Thanks for communicating with us via your new blog – welcome!!
I am looking forward to reading your blog, Dr. Brennan. As a colleague of the late, great library scientist, Miss Virginia Henderson, I am confident your contributions will follow her excellent example and bring new insights to the greatest archive of knowledge about human beings.
Great to hear from Cleveland ties! Virginia’s red tome graces the bookshelf in a point of prominence in the Director’s office.
Welcome Dr Brennan from the NN/LM Training Office!
As a school librarian and a patient at the NIH I look forward to reading your blog. I had a chance to tour the NLM in Aug. when I came to the Clinical Center for a follow up visit. Your staff was absolutely amazing. They made sure to really tailor the tour to my interests.
Hi Dr. Brennan.
This is embarrassing. A colleague asked me what the NLM is . I realized that I really don’t know. So I said that it is like a really big library of medical stuff.
What distinguishes it from a medical library in any big hospital? Is there an elevator speech?
I’m so happy you asked, Dave! Yes, we are “a really big library of medical stuff”–the largest medical library in the world, in fact. As a national library, we have the responsibility to collect as comprehensively as possible across the biomedical and life sciences and to preserve that collection for future generations.
We’re also a national resource for patients, families, health professionals, researchers, students, and the public, offering guidance and answering questions.
But what really sets this library apart from a medical library at a hospital or med school is our work in research, education, and resource development.
I could go on, but since you asked for the elevator speech, I’ll end there.
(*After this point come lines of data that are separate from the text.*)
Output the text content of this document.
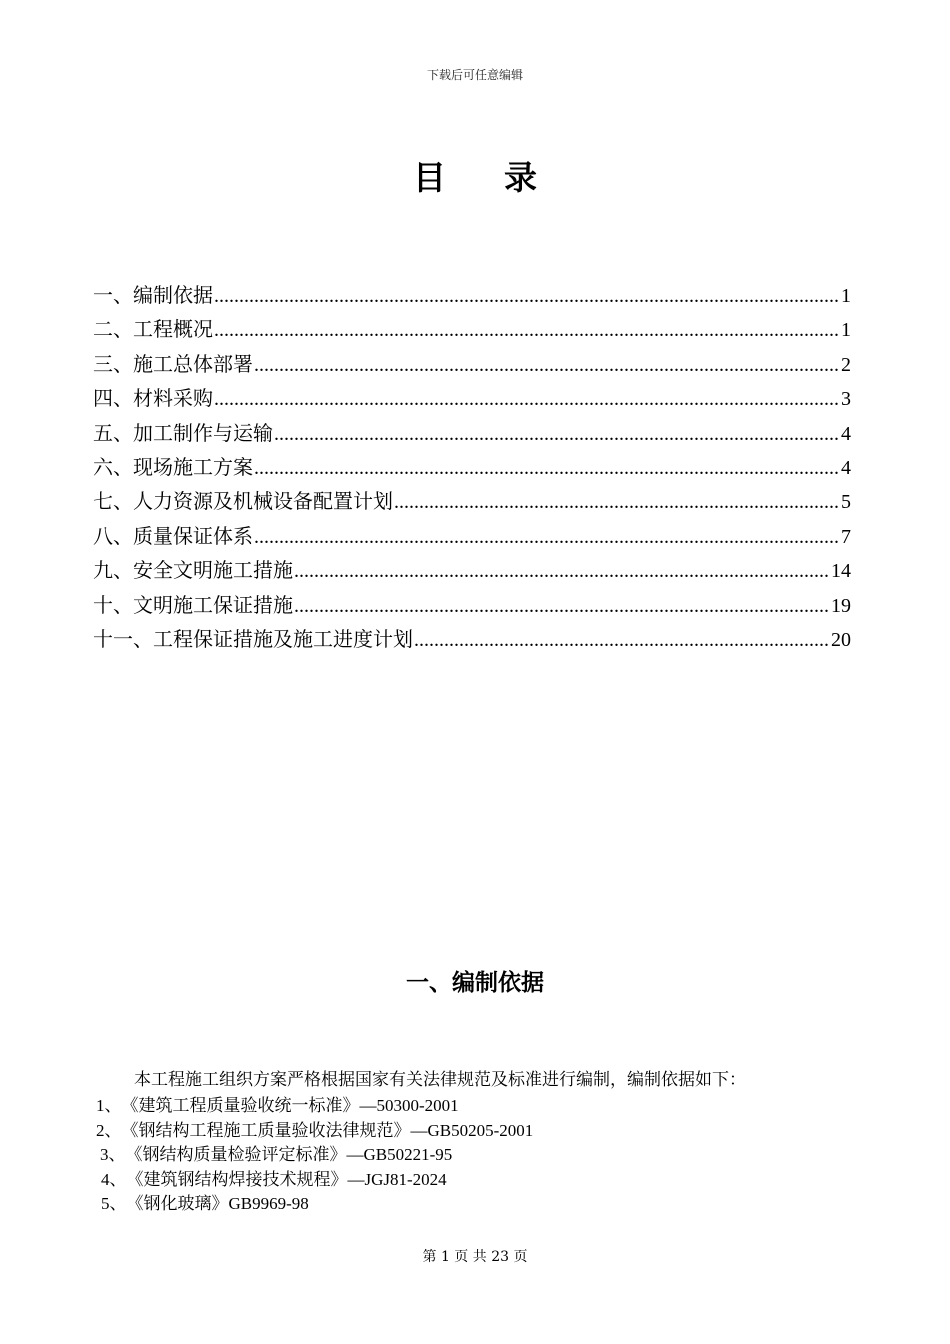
下载后可任意编辑
目录
一、编制依据 .....	1
二、工程概况 .....	1
三、施工总体部署 .....	2
四、材料采购 .....	3
五、加工制作与运输 .....	4
六、现场施工方案 .....	4
七、人力资源及机械设备配置计划 .....	5
八、质量保证体系 .....	7
九、安全文明施工措施 .....	14
十、文明施工保证措施 .....	19
十一、工程保证措施及施工进度计划 .....	20
一、编制依据
本工程施工组织方案严格根据国家有关法律规范及标准进行编制，编制依据如下：
1、《建筑工程质量验收统一标准》—50300-2001
2、《钢结构工程施工质量验收法律规范》—GB50205-2001
3、《钢结构质量检验评定标准》—GB50221-95
4、《建筑钢结构焊接技术规程》—JGJ81-2024
5、《钢化玻璃》GB9969-98
第 1 页 共 23 页
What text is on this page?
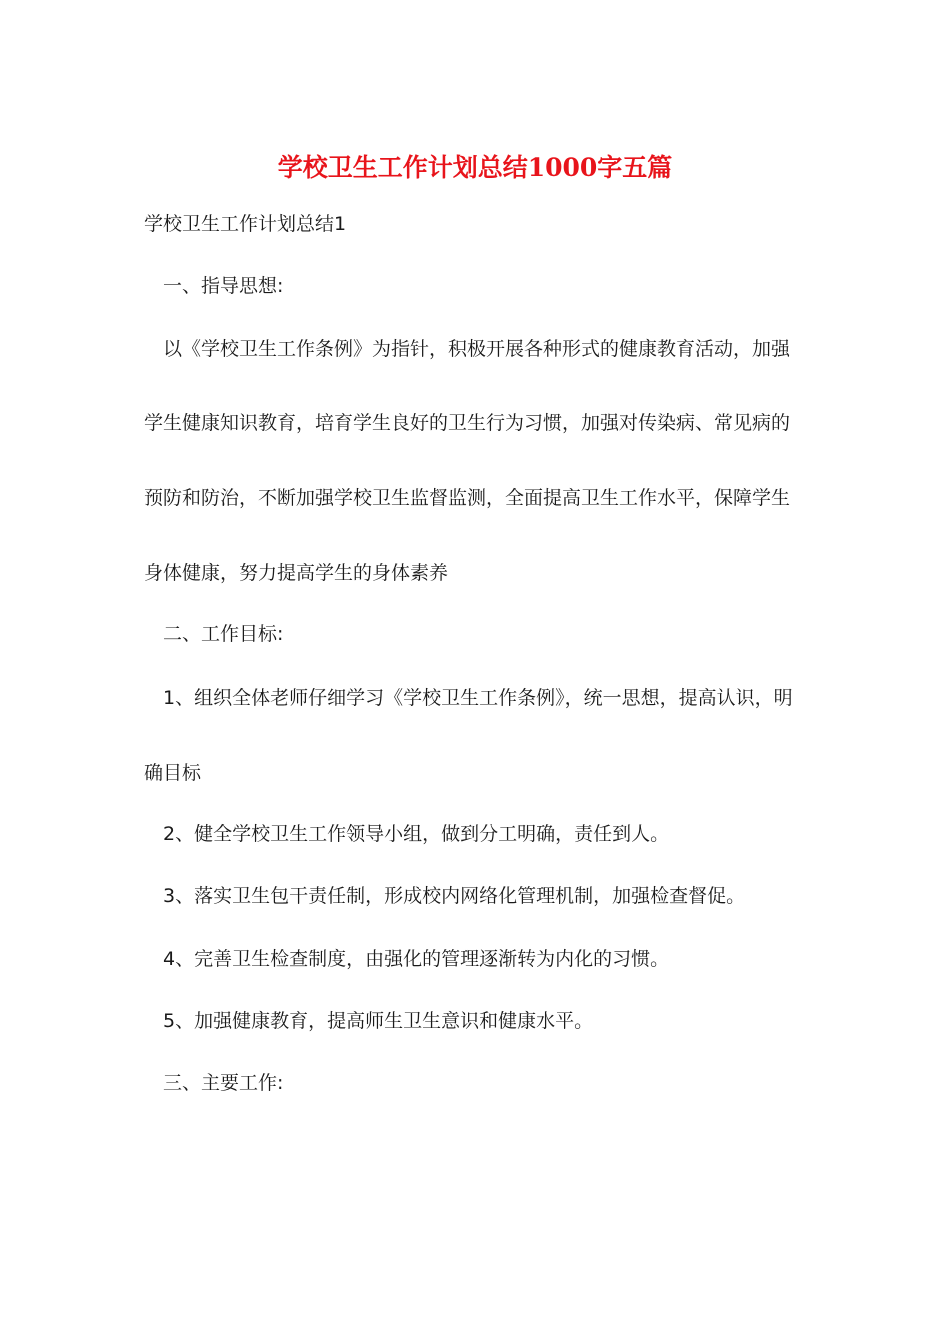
学校卫生工作计划总结1000字五篇

学校卫生工作计划总结1

一、指导思想:

以《学校卫生工作条例》为指针，积极开展各种形式的健康教育活动，加强

学生健康知识教育，培育学生良好的卫生行为习惯，加强对传染病、常见病的

预防和防治，不断加强学校卫生监督监测，全面提高卫生工作水平，保障学生

身体健康，努力提高学生的身体素养

二、工作目标:

1、组织全体老师仔细学习《学校卫生工作条例》，统一思想，提高认识，明

确目标

2、健全学校卫生工作领导小组，做到分工明确，责任到人。

3、落实卫生包干责任制，形成校内网络化管理机制，加强检查督促。

4、完善卫生检查制度，由强化的管理逐渐转为内化的习惯。

5、加强健康教育，提高师生卫生意识和健康水平。

三、主要工作:
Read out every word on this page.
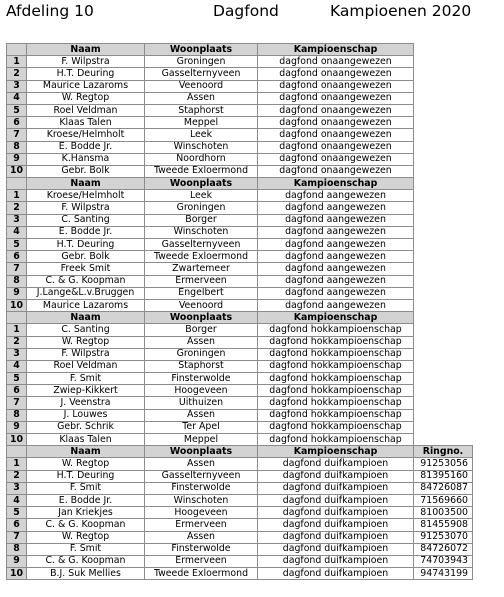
Afdeling 10	Dagfond	Kampioenen 2020
	Naam	Woonplaats	Kampioenschap	
1	F. Wilpstra	Groningen	dagfond onaangewezen	
2	H.T. Deuring	Gasselternyveen	dagfond onaangewezen	
3	Maurice Lazaroms	Veenoord	dagfond onaangewezen	
4	W. Regtop	Assen	dagfond onaangewezen	
5	Roel Veldman	Staphorst	dagfond onaangewezen	
6	Klaas Talen	Meppel	dagfond onaangewezen	
7	Kroese/Helmholt	Leek	dagfond onaangewezen	
8	E. Bodde Jr.	Winschoten	dagfond onaangewezen	
9	K.Hansma	Noordhorn	dagfond onaangewezen	
10	Gebr. Bolk	Tweede Exloermond	dagfond onaangewezen	
	Naam	Woonplaats	Kampioenschap	
1	Kroese/Helmholt	Leek	dagfond aangewezen	
2	F. Wilpstra	Groningen	dagfond aangewezen	
3	C. Santing	Borger	dagfond aangewezen	
4	E. Bodde Jr.	Winschoten	dagfond aangewezen	
5	H.T. Deuring	Gasselternyveen	dagfond aangewezen	
6	Gebr. Bolk	Tweede Exloermond	dagfond aangewezen	
7	Freek Smit	Zwartemeer	dagfond aangewezen	
8	C. & G. Koopman	Ermerveen	dagfond aangewezen	
9	J.Lange&L.v.Bruggen	Engelbert	dagfond aangewezen	
10	Maurice Lazaroms	Veenoord	dagfond aangewezen	
	Naam	Woonplaats	Kampioenschap	
1	C. Santing	Borger	dagfond hokkampioenschap	
2	W. Regtop	Assen	dagfond hokkampioenschap	
3	F. Wilpstra	Groningen	dagfond hokkampioenschap	
4	Roel Veldman	Staphorst	dagfond hokkampioenschap	
5	F. Smit	Finsterwolde	dagfond hokkampioenschap	
6	Zwiep-Kikkert	Hoogeveen	dagfond hokkampioenschap	
7	J. Veenstra	Uithuizen	dagfond hokkampioenschap	
8	J. Louwes	Assen	dagfond hokkampioenschap	
9	Gebr. Schrik	Ter Apel	dagfond hokkampioenschap	
10	Klaas Talen	Meppel	dagfond hokkampioenschap	
	Naam	Woonplaats	Kampioenschap	Ringno.
1	W. Regtop	Assen	dagfond duifkampioen	91253056
2	H.T. Deuring	Gasselternyveen	dagfond duifkampioen	81395160
3	F. Smit	Finsterwolde	dagfond duifkampioen	84726087
4	E. Bodde Jr.	Winschoten	dagfond duifkampioen	71569660
5	Jan Kriekjes	Hoogeveen	dagfond duifkampioen	81003500
6	C. & G. Koopman	Ermerveen	dagfond duifkampioen	81455908
7	W. Regtop	Assen	dagfond duifkampioen	91253070
8	F. Smit	Finsterwolde	dagfond duifkampioen	84726072
9	C. & G. Koopman	Ermerveen	dagfond duifkampioen	74703943
10	B.J. Suk Mellies	Tweede Exloermond	dagfond duifkampioen	94743199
If you want to know more though, head over to our About page for the full story.
I wonder if NLM should also support efforts for reaching out to some of the constituencies that you mention to make them aware not only of the library but of what it can do for people. I honestly believe that virtually nobody in the category of families really understands that they can access this information and how it would help them.
Oh, we do that, too. NLM has a unit focused on outreach, and we work through the 6,400 members of the National Network of Libraries of Medicine (supported by eight Regional Medical Libraries) to promote NLM’s resources and improve access to biomedical information for health professionals and the public across the country. We’re regularly visiting with different groups, including traditionally underserved populations, to make them aware of what we can do for them. We’re also very active on social media, spreading the word about MedlinePlus, our consumer health resource, and the array of databases for researchers and clinicians. Millions of people visit our website every day, so we know we’re known, but there are always more people to reach and to educate, so we’ll continue to deliver trainings, exhibit at conferences, attend health fairs, and engage with folks online and in person. I hope you’ll help spread the word, too.
Dave Gustafson, as a school librarian I can attest to the fact that the NLM does do outreach to various communities. My co-librarian, Anne Piascik, and I attended a workshop sponsored by the NLM that highlighted health resources for teens. We signed on to become a member library and get all sorts of information, which we share with our students and staff. And I had the chance to tour the NLM when I was down at the NIH in Aug. As a patient at the Clinical Center of the NIH I had the opportunity while on a follow-up visit to set up a tour. It was absolutely fascinating, and I’d urge anyone who is in the area to take advantage of the tour. The NIH also does a tour which was very interesting.